Politisi Dapil Papua Barat ini mengharapkan penyelesaian yang terbaik, disatu sisi masyarakat mendapatkan keadilan dan kebenaran sedangkan bagi pihak AP I dan TNI AU juga memperoleh kepastian hukum menyangkut kepemilikan tanah Bandara Pattimura. “Bandara Pattimura memiliki nilai strategis di wilayah Timur Indonesia karena sebagian penerbangan menuju Papua melalui jalur transit di sini, jadi apapun keputusan PK di MA nantinya jangan sampai menggangu proses pelayanan transportasi udara di Bandara Pattimura,” pesan Michael.

Senada dengan Michael, Ketua Komisi V DPR RI Fary Djemi Francis menilai jika persoalan kasus sengketa tanah di Bandara Pattimura Ambon itu antara Pemerintah (AP I, TNI AU) dengan masyarakat adat sudah masuk ke ranah hukum maka Komisi V tidak bisa berbuat banyak.

Politisi Gerindra ini menambahkan bahwa persoalan sengketa tanah bukan hanya di Bandara Pattimura Ambon saja tapi hampir di semua wilayah. Ada yang terjadi antara pemerintah dengan masyarakat (seperti di Ambon) atau bahkan antara pemerintah dengan pemerintah (pihak AP dengan TNI AU).

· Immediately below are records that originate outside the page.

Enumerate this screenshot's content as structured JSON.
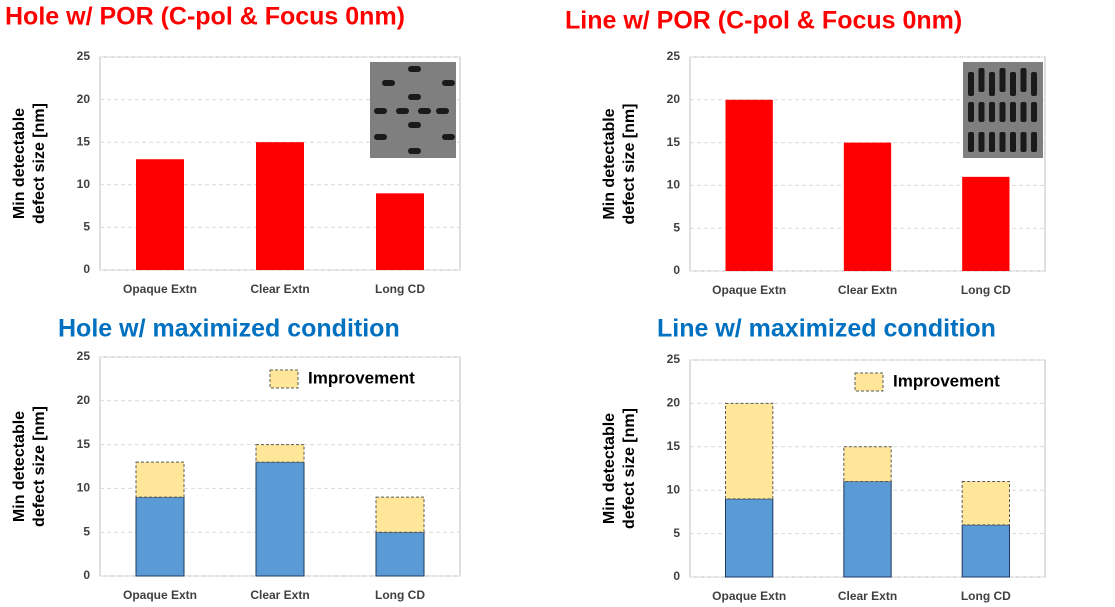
{
  "chart_data": [
    {
      "type": "bar",
      "title": "Hole w/ POR (C-pol & Focus 0nm)",
      "title_color": "#ff0000",
      "ylabel": [
        "Min detectable",
        "defect size [nm]"
      ],
      "categories": [
        "Opaque Extn",
        "Clear Extn",
        "Long CD"
      ],
      "values": [
        13,
        15,
        9
      ],
      "color": "#ff0000",
      "ylim": [
        0,
        25
      ],
      "yticks": [
        0,
        5,
        10,
        15,
        20,
        25
      ],
      "grid": true
    },
    {
      "type": "bar",
      "title": "Line w/ POR (C-pol & Focus 0nm)",
      "title_color": "#ff0000",
      "ylabel": [
        "Min detectable",
        "defect size [nm]"
      ],
      "categories": [
        "Opaque Extn",
        "Clear Extn",
        "Long CD"
      ],
      "values": [
        20,
        15,
        11
      ],
      "color": "#ff0000",
      "ylim": [
        0,
        25
      ],
      "yticks": [
        0,
        5,
        10,
        15,
        20,
        25
      ],
      "grid": true
    },
    {
      "type": "stacked_bar",
      "title": "Hole w/ maximized condition",
      "title_color": "#0070c0",
      "ylabel": [
        "Min detectable",
        "defect size [nm]"
      ],
      "categories": [
        "Opaque Extn",
        "Clear Extn",
        "Long CD"
      ],
      "series": [
        {
          "color": "#5b9bd5",
          "values": [
            9,
            13,
            5
          ]
        },
        {
          "name": "Improvement",
          "color": "#ffe699",
          "values": [
            4,
            2,
            4
          ]
        }
      ],
      "legend": "upper right",
      "ylim": [
        0,
        25
      ],
      "yticks": [
        0,
        5,
        10,
        15,
        20,
        25
      ],
      "grid": true
    },
    {
      "type": "stacked_bar",
      "title": "Line w/ maximized condition",
      "title_color": "#0070c0",
      "ylabel": [
        "Min detectable",
        "defect size [nm]"
      ],
      "categories": [
        "Opaque Extn",
        "Clear Extn",
        "Long CD"
      ],
      "series": [
        {
          "color": "#5b9bd5",
          "values": [
            9,
            11,
            6
          ]
        },
        {
          "name": "Improvement",
          "color": "#ffe699",
          "values": [
            11,
            4,
            5
          ]
        }
      ],
      "legend": "upper right",
      "ylim": [
        0,
        25
      ],
      "yticks": [
        0,
        5,
        10,
        15,
        20,
        25
      ],
      "grid": true
    }
  ]
}
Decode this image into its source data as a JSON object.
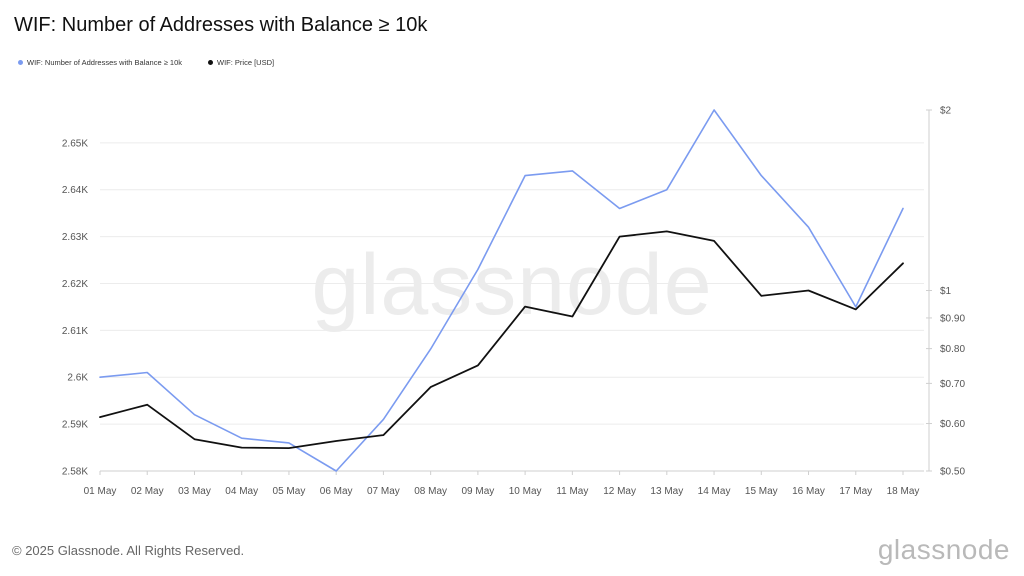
{
  "title": "WIF: Number of Addresses with Balance ≥ 10k",
  "watermark": "glassnode",
  "footer": {
    "copyright": "© 2025 Glassnode. All Rights Reserved.",
    "logo": "glassnode"
  },
  "chart_data": {
    "type": "line",
    "title": "WIF: Number of Addresses with Balance ≥ 10k",
    "legend_placement": "top-left",
    "grid": true,
    "categories": [
      "01 May",
      "02 May",
      "03 May",
      "04 May",
      "05 May",
      "06 May",
      "07 May",
      "08 May",
      "09 May",
      "10 May",
      "11 May",
      "12 May",
      "13 May",
      "14 May",
      "15 May",
      "16 May",
      "17 May",
      "18 May"
    ],
    "left_axis": {
      "min": 2580,
      "max": 2657,
      "ticks": [
        2580,
        2590,
        2600,
        2610,
        2620,
        2630,
        2640,
        2650
      ],
      "tick_labels": [
        "2.58K",
        "2.59K",
        "2.6K",
        "2.61K",
        "2.62K",
        "2.63K",
        "2.64K",
        "2.65K"
      ]
    },
    "right_axis": {
      "scale": "log",
      "min": 0.5,
      "max": 2,
      "ticks": [
        0.5,
        0.6,
        0.7,
        0.8,
        0.9,
        1,
        2
      ],
      "tick_labels": [
        "$0.50",
        "$0.60",
        "$0.70",
        "$0.80",
        "$0.90",
        "$1",
        "$2"
      ]
    },
    "series": [
      {
        "name": "WIF: Number of Addresses with Balance ≥ 10k",
        "axis": "left",
        "color": "#7b9bf0",
        "values": [
          2600,
          2601,
          2592,
          2587,
          2586,
          2580,
          2591,
          2606,
          2623,
          2643,
          2644,
          2636,
          2640,
          2657,
          2643,
          2632,
          2615,
          2636
        ]
      },
      {
        "name": "WIF: Price [USD]",
        "axis": "right",
        "color": "#111111",
        "values": [
          0.615,
          0.645,
          0.565,
          0.547,
          0.546,
          0.561,
          0.574,
          0.69,
          0.75,
          0.94,
          0.905,
          1.23,
          1.255,
          1.21,
          0.98,
          1.0,
          0.93,
          1.11
        ]
      }
    ]
  }
}
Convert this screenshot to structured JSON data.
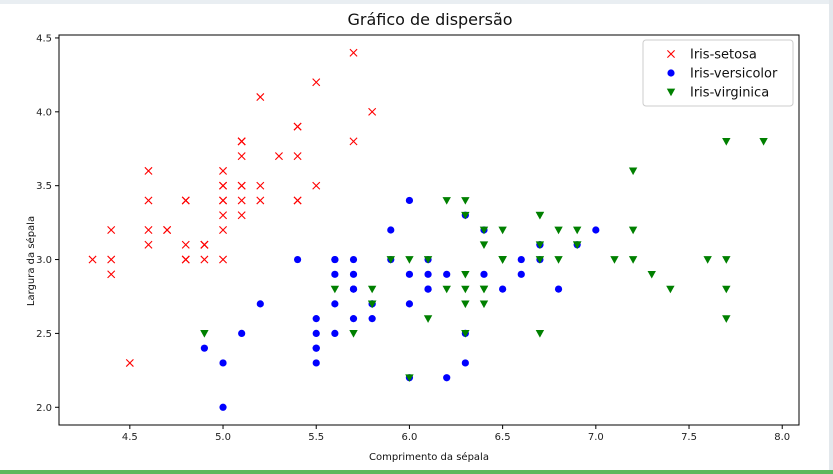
{
  "chart_data": {
    "type": "scatter",
    "title": "Gráfico de dispersão",
    "xlabel": "Comprimento da sépala",
    "ylabel": "Largura da sépala",
    "xlim": [
      4.12,
      8.09
    ],
    "ylim": [
      1.88,
      4.52
    ],
    "xticks": [
      "4.5",
      "5.0",
      "5.5",
      "6.0",
      "6.5",
      "7.0",
      "7.5",
      "8.0"
    ],
    "yticks": [
      "2.0",
      "2.5",
      "3.0",
      "3.5",
      "4.0",
      "4.5"
    ],
    "grid": false,
    "legend_position": "top-right",
    "series": [
      {
        "name": "Iris-setosa",
        "marker": "x",
        "color": "#ff0000",
        "x": [
          5.1,
          4.9,
          4.7,
          4.6,
          5.0,
          5.4,
          4.6,
          5.0,
          4.4,
          4.9,
          5.4,
          4.8,
          4.8,
          4.3,
          5.8,
          5.7,
          5.4,
          5.1,
          5.7,
          5.1,
          5.4,
          5.1,
          4.6,
          5.1,
          4.8,
          5.0,
          5.0,
          5.2,
          5.2,
          4.7,
          4.8,
          5.4,
          5.2,
          5.5,
          4.9,
          5.0,
          5.5,
          4.9,
          4.4,
          5.1,
          5.0,
          4.5,
          4.4,
          5.0,
          5.1,
          4.8,
          5.1,
          4.6,
          5.3,
          5.0
        ],
        "y": [
          3.5,
          3.0,
          3.2,
          3.1,
          3.6,
          3.9,
          3.4,
          3.4,
          2.9,
          3.1,
          3.7,
          3.4,
          3.0,
          3.0,
          4.0,
          4.4,
          3.9,
          3.5,
          3.8,
          3.8,
          3.4,
          3.7,
          3.6,
          3.3,
          3.4,
          3.0,
          3.4,
          3.5,
          3.4,
          3.2,
          3.1,
          3.4,
          4.1,
          4.2,
          3.1,
          3.2,
          3.5,
          3.1,
          3.0,
          3.4,
          3.5,
          2.3,
          3.2,
          3.5,
          3.8,
          3.0,
          3.8,
          3.2,
          3.7,
          3.3
        ]
      },
      {
        "name": "Iris-versicolor",
        "marker": "o",
        "color": "#0000ff",
        "x": [
          7.0,
          6.4,
          6.9,
          5.5,
          6.5,
          5.7,
          6.3,
          4.9,
          6.6,
          5.2,
          5.0,
          5.9,
          6.0,
          6.1,
          5.6,
          6.7,
          5.6,
          5.8,
          6.2,
          5.6,
          5.9,
          6.1,
          6.3,
          6.1,
          6.4,
          6.6,
          6.8,
          6.7,
          6.0,
          5.7,
          5.5,
          5.5,
          5.8,
          6.0,
          5.4,
          6.0,
          6.7,
          6.3,
          5.6,
          5.5,
          5.5,
          6.1,
          5.8,
          5.0,
          5.6,
          5.7,
          5.7,
          6.2,
          5.1,
          5.7
        ],
        "y": [
          3.2,
          3.2,
          3.1,
          2.3,
          2.8,
          2.8,
          3.3,
          2.4,
          2.9,
          2.7,
          2.0,
          3.0,
          2.2,
          2.9,
          2.9,
          3.1,
          3.0,
          2.7,
          2.2,
          2.5,
          3.2,
          2.8,
          2.5,
          2.8,
          2.9,
          3.0,
          2.8,
          3.0,
          2.9,
          2.6,
          2.4,
          2.4,
          2.7,
          2.7,
          3.0,
          3.4,
          3.1,
          2.3,
          3.0,
          2.5,
          2.6,
          3.0,
          2.6,
          2.3,
          2.7,
          3.0,
          2.9,
          2.9,
          2.5,
          2.8
        ]
      },
      {
        "name": "Iris-virginica",
        "marker": "v",
        "color": "#008000",
        "x": [
          6.3,
          5.8,
          7.1,
          6.3,
          6.5,
          7.6,
          4.9,
          7.3,
          6.7,
          7.2,
          6.5,
          6.4,
          6.8,
          5.7,
          5.8,
          6.4,
          6.5,
          7.7,
          7.7,
          6.0,
          6.9,
          5.6,
          7.7,
          6.3,
          6.7,
          7.2,
          6.2,
          6.1,
          6.4,
          7.2,
          7.4,
          7.9,
          6.4,
          6.3,
          6.1,
          7.7,
          6.3,
          6.4,
          6.0,
          6.9,
          6.7,
          6.9,
          5.8,
          6.8,
          6.7,
          6.7,
          6.3,
          6.5,
          6.2,
          5.9
        ],
        "y": [
          3.3,
          2.7,
          3.0,
          2.9,
          3.0,
          3.0,
          2.5,
          2.9,
          2.5,
          3.6,
          3.2,
          2.7,
          3.0,
          2.5,
          2.8,
          3.2,
          3.0,
          3.8,
          2.6,
          2.2,
          3.2,
          2.8,
          2.8,
          2.7,
          3.3,
          3.2,
          2.8,
          3.0,
          2.8,
          3.0,
          2.8,
          3.8,
          2.8,
          2.8,
          2.6,
          3.0,
          3.4,
          3.1,
          3.0,
          3.1,
          3.1,
          3.1,
          2.7,
          3.2,
          3.3,
          3.0,
          2.5,
          3.0,
          3.4,
          3.0
        ]
      }
    ]
  }
}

“Jika sengketa terjadi antara pihak Angkasa Pura dengan TNI AU kita harapkan ada ketegasan dari pemerintah,” pinta Fary. Hal ini mengingat fungsi Vital Bandara sebagai pintu gerbang sebuah provinsi. Pihaknya juga mendorong adanya mediasi setelah keluar keputusan dari PK, siapapun yang menang diharapkan memenuhi rasa keadilan dan semuanya bisa menerima karena bagimanapun pelayanan Bandara harus tetap jalan.

“Harus ada langkah-langkah antisipatif karena Bandara ini kan masuk kategori area vital. Apakah jika kalah akan memilih pindah atau dengan membayar ganti rugi atau dicari alternatif lain dimana wilayah Ambon ini yang demografinya kepulauan memiliki keterbatasan lahan,” pesan Fary.

Sementara itu, dari penelusuran Parlementaria melalui website Direktorat Jenderal Pemerintahan Umum Kementerian Dalam Negeri dalam Sistem Informasi Manajemen Konflik Pertanahan/Agraria di situs www.konflikagraria.ditjenpum.go.id ditemukan penjelasan kasus sengketa tanah yang melibatkan AP I, TNI AU dan masyarakat negeri Laha terkait tanah Bandara Pattimura.

Sengketa tanah sudah berlangsung sejak tahun 2005 antara warga Laha dan pemerintah Negeri Laha dengan TNI Angkatan Udara. Konflik terjadi ketika Pengadilan Negeri Ambon memproses gugatan kepemilikan tanah antara TNI AU dengan Negeri Hattu, kecamatan Leihitu Barat, Kabupaten Maluku Tengah.

Warga Laha berpendapat bahwa lahan seluas 251 hektar yang disengketakan dengan TNI -AU adalah milik mereka dan Hattu tidak memiliki petuanan (areal tanah) hingga ke Bandara. Menurut Raja Negeri Laha, Said Laturua Lahan seluas 251 hektar ini adalah hak ulayat warga Laha yang dipinjam pakaikan  kepada TNI-AU sejak tahun 1953 untuk jangka waktu 30 tahun dan berakhir tahun 1983, dan hingga saat ini sengketa lahan dengan TNI-AU belum diselesaikan.

Lahan tersebut kemudian digunakan PT. Angkasa Pura untuk mengoperasionalkan Bandara Internasional Pattimura yang tertuang dalam Peraturan Pemerintah (PP) No.38 Tahun 1995 yang menetapkan aset Bandara Pattimura Ambon menjadi bagian Penyertaan Modal Negara dalam modal PT (persero) Angkasa Pura I. Keluarnya PP No.38/1995 maka tanah Bandara Pattimura Laha-Ambon bukan lagi menjadi Aset Dephan/TNI c.q TNI-AU.(od), foto : naefurodjie/parle/hr.